The complaint alleges that “the truth began to emerge,” first, on August 26, 2021, when the company identified the material weakness in its financial controls relating to its inventory levels, which caused the company’s share price to decline 8.5%. The complaint alleges that the company nevertheless continued to provide reassurance to investors including robust fiscal year revenue guidance.
The complaint further alleges that on November 4, 2021, Peloton “shocked investors” by lowering its fiscal year revenue guidance by a substantial amount “due to declining demand as its customers were increasingly free to exercise outside the home.” The company also disclosed that its inventory value, including finished products held by the company, had increased by 35% over the prior period. The complaint alleges that the company’s share price declined 35% on this news.
The complaint alleges that the defendants violated Sections 10(b) and 20(a) of the Securities Exchange Act of 1934. The complaint seeks damages on behalf of the plaintiff class.
By my count, this new lawsuit represents the 39th COVID-related securities suit to be filed since the initial coronavirus outbreak in the U.S. in March 2020. The lawsuit is also the 15th COVID-related securities suit to be filed so far in calendar year 2021. Though the bulk of the COVID-related securities suits so far were filed in 2020, the fact is that there still has been a substantial among of coronavirus-related securities litigation this year.
The new lawsuit against Peloton arguably represents an interesting new variant in the kinds of circumstances that are leading to securities litigation. The prior pandemic-related securities suits involved three general types of companies: first, companies that experienced a coronavirus outbreak in their facilities (cruise ship lines, private prison systems); second, companies that claimed they would be able to prosper from the pandemic (diagnostic testing companies, vaccine developers); and third companies whose operations or finances were disrupted by the pandemic (real estate developers, private hospital systems).
The lawsuit against Peloton does not fall into any of these three general categories. Instead, the Peleton lawsuit involves a company whose fortunes had initially prospered because of the coronavirus outbreak but whose business then lagged after pandemic-caused circumstances eased. The Peloton lawsuit is not actually the first in this new category. As I noted here in connection with the lawsuit filed earlier this month against online webinar hosting company ON24, that company also experienced a significant pandemic-related surge in demand for its services at the outset of the outbreak, but, after the company had completed an IPO, the company experienced decreased demand as the pandemic-related circumstances changed.

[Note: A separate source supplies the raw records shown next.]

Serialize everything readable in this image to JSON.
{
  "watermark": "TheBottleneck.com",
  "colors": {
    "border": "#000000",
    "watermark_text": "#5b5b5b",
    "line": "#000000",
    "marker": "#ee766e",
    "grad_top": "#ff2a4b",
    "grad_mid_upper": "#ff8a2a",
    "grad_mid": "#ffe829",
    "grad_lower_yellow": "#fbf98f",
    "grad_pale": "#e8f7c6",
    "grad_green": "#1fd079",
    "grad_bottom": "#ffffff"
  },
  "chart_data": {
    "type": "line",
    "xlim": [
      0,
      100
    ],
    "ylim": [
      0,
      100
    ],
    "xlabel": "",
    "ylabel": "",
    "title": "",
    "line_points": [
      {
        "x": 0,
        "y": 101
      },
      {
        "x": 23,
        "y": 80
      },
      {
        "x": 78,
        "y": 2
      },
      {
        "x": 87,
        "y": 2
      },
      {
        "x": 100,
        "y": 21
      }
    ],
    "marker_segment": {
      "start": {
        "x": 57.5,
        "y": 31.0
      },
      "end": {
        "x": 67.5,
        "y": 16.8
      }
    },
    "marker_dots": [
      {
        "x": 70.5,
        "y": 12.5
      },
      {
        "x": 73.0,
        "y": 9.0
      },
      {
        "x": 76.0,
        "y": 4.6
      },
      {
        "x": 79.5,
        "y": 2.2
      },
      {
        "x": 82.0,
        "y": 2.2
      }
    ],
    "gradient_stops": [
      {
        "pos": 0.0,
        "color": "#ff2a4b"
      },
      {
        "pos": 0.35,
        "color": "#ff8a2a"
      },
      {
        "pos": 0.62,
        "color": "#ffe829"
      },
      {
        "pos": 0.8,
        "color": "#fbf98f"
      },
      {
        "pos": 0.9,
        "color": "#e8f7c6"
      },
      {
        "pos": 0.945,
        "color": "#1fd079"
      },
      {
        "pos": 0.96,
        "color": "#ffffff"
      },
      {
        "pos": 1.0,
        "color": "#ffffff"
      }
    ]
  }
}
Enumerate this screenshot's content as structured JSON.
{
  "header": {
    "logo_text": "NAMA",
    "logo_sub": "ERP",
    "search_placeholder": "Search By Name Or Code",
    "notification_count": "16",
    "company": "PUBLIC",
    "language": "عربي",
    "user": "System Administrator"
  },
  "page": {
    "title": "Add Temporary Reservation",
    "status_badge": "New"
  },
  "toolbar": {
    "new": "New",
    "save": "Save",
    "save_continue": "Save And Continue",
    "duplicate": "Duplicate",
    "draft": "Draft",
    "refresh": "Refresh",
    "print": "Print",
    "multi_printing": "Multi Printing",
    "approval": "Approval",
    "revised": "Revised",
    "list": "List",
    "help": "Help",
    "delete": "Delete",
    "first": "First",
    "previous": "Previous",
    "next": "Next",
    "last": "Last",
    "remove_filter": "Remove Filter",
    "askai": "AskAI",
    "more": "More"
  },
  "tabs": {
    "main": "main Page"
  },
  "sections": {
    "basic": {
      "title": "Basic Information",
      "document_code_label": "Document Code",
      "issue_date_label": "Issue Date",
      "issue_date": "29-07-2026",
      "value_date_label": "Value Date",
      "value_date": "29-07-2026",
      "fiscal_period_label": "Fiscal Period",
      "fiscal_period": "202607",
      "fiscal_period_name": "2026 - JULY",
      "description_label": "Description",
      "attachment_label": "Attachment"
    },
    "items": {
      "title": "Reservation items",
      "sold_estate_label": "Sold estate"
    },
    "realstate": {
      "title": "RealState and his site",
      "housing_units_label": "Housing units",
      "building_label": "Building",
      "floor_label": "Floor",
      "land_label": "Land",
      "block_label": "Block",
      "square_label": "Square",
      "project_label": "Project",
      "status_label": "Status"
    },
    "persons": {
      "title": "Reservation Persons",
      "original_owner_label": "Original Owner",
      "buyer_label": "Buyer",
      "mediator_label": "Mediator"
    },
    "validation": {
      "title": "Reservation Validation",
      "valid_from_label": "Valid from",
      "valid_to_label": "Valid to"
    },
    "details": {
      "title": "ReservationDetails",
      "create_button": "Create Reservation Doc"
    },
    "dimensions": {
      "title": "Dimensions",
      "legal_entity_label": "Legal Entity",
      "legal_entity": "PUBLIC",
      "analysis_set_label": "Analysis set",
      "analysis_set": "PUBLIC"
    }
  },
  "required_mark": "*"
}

The new lawsuit against Peloton will not be the last COVID-19-related securities lawsuit to be filed. I also suspect strongly that it will not be the last securities suit involving a company that prospered at the outset of the coronavirus outbreak but whose results changed as the pandemic evolved. As the complaint in the Peloton lawsuit suggests, what the company says about the changing circumstances or about the prospect for changing financial results due to changing circumstances will have a lot to do with whether or not a given company will experience a securities lawsuit.
One final note. This is not the first securities class action lawsuit to be filed this year against Peloton. As reported here, the company was sued in April 2021 based on allegations that the company had made misrepresented the safety of its products. The lawsuit followed media reports concerning injuries to children involving the company’s equipment.